Filha e neta de sapateiros, quando terminou a 4.ª classe teve de escolher entre a costura e o trabalho do campo. Por conselho da mãe, dedicou-se à costura, ofício que exerceu durante cerca de trinta anos. Desde pequena, porém, a arte da empreita fascinava-a, influenciada pela visão da mãe e da avó — mulheres que transformavam a palma em objetos indispensáveis à vida doméstica e agrícola, numa época em que o plástico ainda não existia.

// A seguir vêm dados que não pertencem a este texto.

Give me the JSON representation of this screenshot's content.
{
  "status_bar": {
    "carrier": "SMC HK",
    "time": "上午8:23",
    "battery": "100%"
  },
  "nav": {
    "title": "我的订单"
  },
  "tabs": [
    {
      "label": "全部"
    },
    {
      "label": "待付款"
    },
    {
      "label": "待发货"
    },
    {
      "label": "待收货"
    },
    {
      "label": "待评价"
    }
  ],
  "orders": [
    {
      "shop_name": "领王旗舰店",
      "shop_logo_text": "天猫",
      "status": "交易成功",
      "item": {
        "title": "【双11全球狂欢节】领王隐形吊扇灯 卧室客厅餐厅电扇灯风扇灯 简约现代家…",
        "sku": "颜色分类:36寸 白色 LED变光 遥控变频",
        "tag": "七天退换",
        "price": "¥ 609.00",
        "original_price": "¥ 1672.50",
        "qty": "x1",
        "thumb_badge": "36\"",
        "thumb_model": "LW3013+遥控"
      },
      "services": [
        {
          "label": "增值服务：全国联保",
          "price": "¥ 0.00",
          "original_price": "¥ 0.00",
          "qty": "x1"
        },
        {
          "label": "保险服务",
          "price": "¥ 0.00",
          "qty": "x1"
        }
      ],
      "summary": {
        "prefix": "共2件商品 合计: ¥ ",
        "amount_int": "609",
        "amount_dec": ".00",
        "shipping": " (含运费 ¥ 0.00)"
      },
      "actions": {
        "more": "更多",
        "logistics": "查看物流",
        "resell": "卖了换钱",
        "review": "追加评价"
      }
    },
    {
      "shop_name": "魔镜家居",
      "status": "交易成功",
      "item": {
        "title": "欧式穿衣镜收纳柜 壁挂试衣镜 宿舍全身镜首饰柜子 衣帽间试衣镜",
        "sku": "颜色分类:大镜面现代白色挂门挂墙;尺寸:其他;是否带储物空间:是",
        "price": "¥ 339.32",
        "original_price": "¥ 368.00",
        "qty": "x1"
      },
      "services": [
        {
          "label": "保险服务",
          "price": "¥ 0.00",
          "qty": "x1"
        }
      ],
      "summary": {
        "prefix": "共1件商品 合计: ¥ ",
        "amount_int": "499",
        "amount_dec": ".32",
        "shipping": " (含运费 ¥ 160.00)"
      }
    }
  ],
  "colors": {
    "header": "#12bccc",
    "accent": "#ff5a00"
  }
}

Em 1990, com 49 anos, e numa altura em que o pronto-a-vestir levou ao declínio da costura tradicional, Cremilde concretizou um sonho antigo ao frequentar um curso de empreita de palma e esparto promovido pelo IEFP, em Salir. Desde então, dedica-se inteiramente a esta arte, provando que nunca é tarde para aprender e seguir uma paixão.
Reconhecida pela perfeição e inovação das suas peças, participou em inúmeras feiras e certames e integra actualmente o colectivo de artesãs da Casa da Empreita, em Loulé. Une o talento pela costura ao domínio da palma, criando peças únicas que já lhe valeram vários prémios do Instituto do Emprego e Formação Profissional (IEFP).